Affiliation: Duke University, Duke Kunshan University, Medical Physics Graduate Program, Duke Kunshan University, The First People's Hospital of Kunshan 🌍

Abstract:

Purpose: Deep learning (DL)-based mammography diagnosis presents unique challenges, as accurate interpretation requires both global breast condition analysis and local lesion structural information. Existing DL models often focus on either global or local aspects, leading to suboptimal diagnostic performance. This study aimed to develop a novel global-local multi-view mammography diagnostic model that integrates the Swin-transformer’s long-range modeling capabilities with wavelet convolutional neural networks (CNNs) to effectively capture and preserve both global structures and local detailed features in mammographic images.

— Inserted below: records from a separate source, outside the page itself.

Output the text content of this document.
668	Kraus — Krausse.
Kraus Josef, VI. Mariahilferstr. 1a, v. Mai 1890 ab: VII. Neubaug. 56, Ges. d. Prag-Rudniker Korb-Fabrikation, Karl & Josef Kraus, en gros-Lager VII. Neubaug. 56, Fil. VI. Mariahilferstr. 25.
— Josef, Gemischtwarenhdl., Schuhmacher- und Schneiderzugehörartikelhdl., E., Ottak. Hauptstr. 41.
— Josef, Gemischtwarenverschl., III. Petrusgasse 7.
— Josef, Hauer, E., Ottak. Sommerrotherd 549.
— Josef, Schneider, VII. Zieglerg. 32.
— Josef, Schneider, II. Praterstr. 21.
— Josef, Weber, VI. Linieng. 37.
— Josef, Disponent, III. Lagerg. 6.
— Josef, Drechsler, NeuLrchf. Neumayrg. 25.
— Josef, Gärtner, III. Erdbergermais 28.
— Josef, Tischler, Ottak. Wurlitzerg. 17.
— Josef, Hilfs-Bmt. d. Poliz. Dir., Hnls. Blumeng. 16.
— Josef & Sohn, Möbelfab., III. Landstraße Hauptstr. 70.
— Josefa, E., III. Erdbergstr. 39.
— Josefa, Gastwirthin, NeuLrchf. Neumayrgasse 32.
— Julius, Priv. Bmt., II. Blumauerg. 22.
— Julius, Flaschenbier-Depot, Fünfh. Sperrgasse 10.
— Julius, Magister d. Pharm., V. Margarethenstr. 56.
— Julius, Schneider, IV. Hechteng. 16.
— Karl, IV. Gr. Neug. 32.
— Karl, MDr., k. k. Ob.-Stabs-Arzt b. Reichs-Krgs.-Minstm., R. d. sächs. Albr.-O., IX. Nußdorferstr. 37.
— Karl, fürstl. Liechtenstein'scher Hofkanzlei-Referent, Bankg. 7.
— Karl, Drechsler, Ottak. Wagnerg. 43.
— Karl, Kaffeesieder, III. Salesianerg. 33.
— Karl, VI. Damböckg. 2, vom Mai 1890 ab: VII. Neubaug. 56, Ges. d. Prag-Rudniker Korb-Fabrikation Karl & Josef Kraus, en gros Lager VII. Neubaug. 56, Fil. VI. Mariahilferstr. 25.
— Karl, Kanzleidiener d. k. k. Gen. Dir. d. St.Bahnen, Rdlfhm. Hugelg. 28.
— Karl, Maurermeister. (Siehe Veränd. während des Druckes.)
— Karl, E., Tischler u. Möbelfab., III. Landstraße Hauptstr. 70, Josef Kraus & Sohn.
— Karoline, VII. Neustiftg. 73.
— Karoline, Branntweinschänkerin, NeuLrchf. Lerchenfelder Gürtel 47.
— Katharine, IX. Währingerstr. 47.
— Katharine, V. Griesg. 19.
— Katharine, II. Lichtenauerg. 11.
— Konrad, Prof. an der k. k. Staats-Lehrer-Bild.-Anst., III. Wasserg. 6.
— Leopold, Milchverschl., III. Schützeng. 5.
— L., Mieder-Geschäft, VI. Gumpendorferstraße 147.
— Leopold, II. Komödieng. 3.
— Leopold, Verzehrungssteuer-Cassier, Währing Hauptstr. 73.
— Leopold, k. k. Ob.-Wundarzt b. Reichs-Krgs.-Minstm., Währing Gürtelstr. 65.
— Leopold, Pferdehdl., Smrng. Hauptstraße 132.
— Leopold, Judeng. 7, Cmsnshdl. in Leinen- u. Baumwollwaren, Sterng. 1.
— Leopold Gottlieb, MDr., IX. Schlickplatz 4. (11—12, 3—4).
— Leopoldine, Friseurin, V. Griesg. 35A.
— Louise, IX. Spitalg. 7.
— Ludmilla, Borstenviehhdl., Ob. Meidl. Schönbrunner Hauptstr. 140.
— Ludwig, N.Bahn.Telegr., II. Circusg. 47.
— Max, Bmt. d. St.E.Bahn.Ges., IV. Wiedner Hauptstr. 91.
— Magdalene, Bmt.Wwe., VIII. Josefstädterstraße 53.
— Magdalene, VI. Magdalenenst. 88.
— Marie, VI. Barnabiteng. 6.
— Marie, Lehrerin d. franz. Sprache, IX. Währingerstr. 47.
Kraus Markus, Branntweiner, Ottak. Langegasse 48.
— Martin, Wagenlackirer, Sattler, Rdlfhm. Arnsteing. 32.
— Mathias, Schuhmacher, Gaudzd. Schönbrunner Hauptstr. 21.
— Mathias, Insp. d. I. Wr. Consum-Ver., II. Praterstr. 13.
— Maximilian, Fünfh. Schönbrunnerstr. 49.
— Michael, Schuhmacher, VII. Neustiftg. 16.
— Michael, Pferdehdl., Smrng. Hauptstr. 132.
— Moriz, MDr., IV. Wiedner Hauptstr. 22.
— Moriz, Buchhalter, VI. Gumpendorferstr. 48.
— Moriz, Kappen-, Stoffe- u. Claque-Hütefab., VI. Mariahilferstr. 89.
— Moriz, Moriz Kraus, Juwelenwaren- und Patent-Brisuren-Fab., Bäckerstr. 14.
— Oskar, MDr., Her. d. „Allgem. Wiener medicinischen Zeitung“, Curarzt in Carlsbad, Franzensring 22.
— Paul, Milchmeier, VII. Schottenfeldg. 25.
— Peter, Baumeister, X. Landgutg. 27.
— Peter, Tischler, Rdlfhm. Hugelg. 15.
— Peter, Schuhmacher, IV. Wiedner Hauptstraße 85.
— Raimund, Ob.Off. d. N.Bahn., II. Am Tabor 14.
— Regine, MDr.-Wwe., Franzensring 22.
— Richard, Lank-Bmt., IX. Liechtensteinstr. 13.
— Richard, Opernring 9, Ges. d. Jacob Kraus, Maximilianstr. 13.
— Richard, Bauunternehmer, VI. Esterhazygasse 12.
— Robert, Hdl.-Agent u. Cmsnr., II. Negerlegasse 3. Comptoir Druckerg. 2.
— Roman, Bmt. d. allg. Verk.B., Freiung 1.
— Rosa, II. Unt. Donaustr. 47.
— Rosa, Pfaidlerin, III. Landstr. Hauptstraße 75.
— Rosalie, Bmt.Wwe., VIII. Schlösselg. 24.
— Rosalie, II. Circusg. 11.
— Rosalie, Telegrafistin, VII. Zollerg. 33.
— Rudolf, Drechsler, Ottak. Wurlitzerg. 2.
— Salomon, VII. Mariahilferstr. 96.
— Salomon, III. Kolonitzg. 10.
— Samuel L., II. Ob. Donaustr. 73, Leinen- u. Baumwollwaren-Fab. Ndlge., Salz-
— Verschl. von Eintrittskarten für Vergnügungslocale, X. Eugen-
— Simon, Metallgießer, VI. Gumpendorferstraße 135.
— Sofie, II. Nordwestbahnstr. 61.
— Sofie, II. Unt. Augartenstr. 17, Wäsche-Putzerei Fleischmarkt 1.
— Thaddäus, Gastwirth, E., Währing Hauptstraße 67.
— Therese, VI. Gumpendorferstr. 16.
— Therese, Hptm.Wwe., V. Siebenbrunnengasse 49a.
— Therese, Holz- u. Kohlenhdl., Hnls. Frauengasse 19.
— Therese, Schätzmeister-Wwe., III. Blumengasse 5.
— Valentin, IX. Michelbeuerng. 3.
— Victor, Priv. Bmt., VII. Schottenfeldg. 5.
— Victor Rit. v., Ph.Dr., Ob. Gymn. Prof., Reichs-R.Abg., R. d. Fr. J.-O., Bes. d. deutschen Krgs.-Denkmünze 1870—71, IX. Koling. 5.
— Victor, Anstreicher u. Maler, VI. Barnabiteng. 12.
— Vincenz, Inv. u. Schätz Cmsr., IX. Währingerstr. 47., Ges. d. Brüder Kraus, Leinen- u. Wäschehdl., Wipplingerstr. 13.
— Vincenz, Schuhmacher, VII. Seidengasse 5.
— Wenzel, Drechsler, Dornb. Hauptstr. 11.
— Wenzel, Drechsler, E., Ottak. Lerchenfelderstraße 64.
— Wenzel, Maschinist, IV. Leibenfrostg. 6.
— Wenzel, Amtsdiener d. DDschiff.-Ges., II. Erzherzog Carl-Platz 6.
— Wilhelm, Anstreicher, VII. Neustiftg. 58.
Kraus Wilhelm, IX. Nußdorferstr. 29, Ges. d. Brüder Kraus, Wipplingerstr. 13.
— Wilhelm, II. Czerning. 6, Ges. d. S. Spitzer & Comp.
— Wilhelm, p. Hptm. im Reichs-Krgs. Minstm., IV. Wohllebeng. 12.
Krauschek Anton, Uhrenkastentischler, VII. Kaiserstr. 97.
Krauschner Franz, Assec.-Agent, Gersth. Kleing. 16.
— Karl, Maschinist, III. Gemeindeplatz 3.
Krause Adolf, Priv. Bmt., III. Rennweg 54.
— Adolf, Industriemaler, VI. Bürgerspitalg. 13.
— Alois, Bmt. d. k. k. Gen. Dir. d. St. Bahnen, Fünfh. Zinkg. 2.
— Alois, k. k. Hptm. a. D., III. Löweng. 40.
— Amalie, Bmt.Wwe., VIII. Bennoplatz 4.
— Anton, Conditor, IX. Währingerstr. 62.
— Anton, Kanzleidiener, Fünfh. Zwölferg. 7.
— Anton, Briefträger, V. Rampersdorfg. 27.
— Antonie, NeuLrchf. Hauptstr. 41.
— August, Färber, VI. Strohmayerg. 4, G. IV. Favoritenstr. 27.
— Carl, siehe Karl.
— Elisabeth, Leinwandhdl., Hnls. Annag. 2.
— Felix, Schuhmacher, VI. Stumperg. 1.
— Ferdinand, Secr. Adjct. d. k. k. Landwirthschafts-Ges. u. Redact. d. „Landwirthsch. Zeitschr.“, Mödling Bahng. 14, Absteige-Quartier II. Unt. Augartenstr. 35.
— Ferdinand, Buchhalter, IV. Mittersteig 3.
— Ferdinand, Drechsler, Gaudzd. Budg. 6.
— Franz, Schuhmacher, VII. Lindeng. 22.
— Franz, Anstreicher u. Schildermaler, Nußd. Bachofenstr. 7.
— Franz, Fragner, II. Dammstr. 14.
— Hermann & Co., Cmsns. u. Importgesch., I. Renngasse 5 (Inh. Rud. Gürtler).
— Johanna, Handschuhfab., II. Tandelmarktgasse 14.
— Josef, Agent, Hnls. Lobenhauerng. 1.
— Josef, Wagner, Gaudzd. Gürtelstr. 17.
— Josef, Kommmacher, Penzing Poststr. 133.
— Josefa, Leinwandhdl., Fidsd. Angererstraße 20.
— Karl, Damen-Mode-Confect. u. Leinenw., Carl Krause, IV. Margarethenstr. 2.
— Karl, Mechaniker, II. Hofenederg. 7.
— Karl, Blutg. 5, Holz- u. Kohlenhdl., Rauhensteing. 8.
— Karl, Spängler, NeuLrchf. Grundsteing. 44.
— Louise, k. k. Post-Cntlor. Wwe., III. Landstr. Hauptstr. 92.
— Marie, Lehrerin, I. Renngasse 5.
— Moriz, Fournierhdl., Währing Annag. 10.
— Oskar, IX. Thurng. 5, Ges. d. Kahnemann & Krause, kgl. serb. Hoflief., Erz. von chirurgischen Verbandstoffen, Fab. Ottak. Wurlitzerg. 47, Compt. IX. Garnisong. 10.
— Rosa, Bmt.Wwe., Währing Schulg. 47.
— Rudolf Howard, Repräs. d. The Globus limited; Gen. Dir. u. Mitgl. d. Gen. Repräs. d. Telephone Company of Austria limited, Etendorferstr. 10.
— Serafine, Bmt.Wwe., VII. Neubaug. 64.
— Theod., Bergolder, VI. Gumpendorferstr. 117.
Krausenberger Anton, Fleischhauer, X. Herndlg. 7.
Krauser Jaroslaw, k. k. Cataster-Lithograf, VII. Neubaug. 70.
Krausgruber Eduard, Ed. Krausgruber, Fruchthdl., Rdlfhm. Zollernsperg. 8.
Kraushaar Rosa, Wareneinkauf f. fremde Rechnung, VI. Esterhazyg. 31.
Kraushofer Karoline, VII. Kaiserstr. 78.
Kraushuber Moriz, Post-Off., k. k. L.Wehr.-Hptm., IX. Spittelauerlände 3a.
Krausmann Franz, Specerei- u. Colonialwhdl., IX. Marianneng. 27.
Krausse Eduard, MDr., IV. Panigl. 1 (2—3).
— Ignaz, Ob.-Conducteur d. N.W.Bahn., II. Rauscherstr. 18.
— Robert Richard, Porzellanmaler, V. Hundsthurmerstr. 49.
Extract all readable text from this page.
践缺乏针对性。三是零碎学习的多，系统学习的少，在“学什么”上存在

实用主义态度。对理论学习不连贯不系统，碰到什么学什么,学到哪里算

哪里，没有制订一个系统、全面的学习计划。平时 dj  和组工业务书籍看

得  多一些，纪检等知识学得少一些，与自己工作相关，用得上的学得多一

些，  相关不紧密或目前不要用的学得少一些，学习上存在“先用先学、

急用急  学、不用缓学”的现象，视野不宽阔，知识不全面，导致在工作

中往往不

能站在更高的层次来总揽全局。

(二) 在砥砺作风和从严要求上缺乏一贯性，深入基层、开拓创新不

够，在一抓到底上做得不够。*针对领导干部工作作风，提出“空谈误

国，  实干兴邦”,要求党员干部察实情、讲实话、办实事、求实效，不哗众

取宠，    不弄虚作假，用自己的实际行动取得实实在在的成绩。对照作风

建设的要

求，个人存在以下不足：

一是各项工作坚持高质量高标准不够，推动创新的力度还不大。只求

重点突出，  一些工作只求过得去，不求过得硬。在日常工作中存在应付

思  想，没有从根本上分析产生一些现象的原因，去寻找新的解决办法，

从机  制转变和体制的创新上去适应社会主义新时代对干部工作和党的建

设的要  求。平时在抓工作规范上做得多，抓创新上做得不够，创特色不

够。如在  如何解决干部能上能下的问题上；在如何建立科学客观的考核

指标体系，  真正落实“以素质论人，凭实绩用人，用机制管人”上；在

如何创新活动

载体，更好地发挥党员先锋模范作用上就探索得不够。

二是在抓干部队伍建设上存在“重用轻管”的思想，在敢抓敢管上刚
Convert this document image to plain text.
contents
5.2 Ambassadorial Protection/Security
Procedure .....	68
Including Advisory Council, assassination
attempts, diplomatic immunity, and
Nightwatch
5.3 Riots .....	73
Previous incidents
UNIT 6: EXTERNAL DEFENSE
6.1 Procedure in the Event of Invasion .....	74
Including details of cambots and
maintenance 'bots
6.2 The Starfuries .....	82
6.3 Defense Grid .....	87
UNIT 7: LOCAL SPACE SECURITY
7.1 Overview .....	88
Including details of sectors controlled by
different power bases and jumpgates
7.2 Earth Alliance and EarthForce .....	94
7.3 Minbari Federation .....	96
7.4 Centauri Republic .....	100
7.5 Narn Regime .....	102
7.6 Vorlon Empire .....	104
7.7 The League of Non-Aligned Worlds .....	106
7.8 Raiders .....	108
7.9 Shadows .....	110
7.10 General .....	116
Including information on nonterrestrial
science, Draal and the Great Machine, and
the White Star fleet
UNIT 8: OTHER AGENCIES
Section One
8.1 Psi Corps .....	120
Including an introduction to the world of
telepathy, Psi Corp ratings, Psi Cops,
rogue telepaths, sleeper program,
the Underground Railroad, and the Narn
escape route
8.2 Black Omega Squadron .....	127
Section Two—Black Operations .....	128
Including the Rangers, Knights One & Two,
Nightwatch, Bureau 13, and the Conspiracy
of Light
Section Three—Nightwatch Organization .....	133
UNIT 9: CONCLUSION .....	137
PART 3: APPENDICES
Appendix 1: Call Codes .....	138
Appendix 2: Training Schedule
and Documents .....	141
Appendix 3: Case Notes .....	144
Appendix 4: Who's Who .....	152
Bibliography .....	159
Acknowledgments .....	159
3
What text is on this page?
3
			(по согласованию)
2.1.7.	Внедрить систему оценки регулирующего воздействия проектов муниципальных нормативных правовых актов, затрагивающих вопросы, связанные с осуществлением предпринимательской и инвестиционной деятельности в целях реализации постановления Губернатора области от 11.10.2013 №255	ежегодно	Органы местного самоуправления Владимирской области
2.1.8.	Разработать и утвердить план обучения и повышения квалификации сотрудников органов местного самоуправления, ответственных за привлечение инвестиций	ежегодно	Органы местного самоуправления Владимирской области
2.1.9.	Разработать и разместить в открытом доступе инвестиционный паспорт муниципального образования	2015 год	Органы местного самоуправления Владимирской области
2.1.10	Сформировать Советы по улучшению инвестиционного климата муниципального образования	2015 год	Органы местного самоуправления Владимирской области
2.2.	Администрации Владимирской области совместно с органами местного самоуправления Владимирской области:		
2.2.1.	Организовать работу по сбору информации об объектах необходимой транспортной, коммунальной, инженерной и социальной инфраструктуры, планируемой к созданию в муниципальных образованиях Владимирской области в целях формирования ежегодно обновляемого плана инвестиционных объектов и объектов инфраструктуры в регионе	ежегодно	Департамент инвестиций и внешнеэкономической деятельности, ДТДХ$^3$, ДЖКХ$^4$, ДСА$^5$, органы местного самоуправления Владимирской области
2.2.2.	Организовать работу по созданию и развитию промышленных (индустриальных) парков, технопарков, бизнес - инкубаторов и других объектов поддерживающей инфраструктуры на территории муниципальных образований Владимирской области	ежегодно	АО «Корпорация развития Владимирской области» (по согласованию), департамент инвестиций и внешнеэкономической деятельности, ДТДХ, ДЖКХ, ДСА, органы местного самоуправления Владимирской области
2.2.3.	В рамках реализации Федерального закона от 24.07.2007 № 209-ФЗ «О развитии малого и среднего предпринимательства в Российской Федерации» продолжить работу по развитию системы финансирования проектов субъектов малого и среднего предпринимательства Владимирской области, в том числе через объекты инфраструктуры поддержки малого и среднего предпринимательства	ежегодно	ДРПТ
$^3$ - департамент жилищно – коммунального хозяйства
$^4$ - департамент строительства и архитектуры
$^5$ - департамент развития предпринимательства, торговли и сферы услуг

Methods: We designed a global-local multi-view mammography diagnostic model by combining the Swin-transformer and wavelet CNNs. The Swin-transformer provided a global perspective by capturing long-range dependencies and hierarchical features across the entire mammogram. To address the need for local lesion analysis, a weakly supervised learning scheme was employed to identify regions of interest (ROIs). Class Activation Maps were used to localize suspicious regions, and wavelet CNNs were applied to extract detailed features from these ROIs. An attention mechanism was subsequently used to fuse global and local features, producing the final diagnostic prediction.
The model was evaluated using two large publicly available mammography datasets: Vindr-Mammo and CBIS-DDSM. The datasets were divided into training, validation, and testing sets with a ratio of 7:1:2. Comparative analyses were conducted to benchmark the proposed method against classic ResNet-18 and Swin-transformer models using AUC, ACC, and F1-score metrics.

Results: The proposed model demonstrated superior diagnostic performance with AUC=0.815/0.803, ACC=0.933/0.703, and F1-score=0.921/0.704 on the Vindr-Mammo and CBIS-DDSM dataset, respectively. It outperformed ResNet-18 (Vindr-Mammo: AUC/ACC/F1= 0.727/0.783/0.619; CBIS-DDSM: AUC/ACC/F1= 0.719/0.591/0.558) and Swin-transformer (Vindr-Mammo: AUC/ACC/F1= 0.731/0.651/0.594; CBIS-DDSM: AUC/ACC/F1= 0.724/0.601/0.599) models on both datasets.

Conclusion: The proposed global-local multi-view mammography diagnostic model provides a robust and effective approach for improving breast cancer diagnostic accuracy by integrating global and local feature analysis. The results demonstrate its potential to enhance clinical decision-making in mammography.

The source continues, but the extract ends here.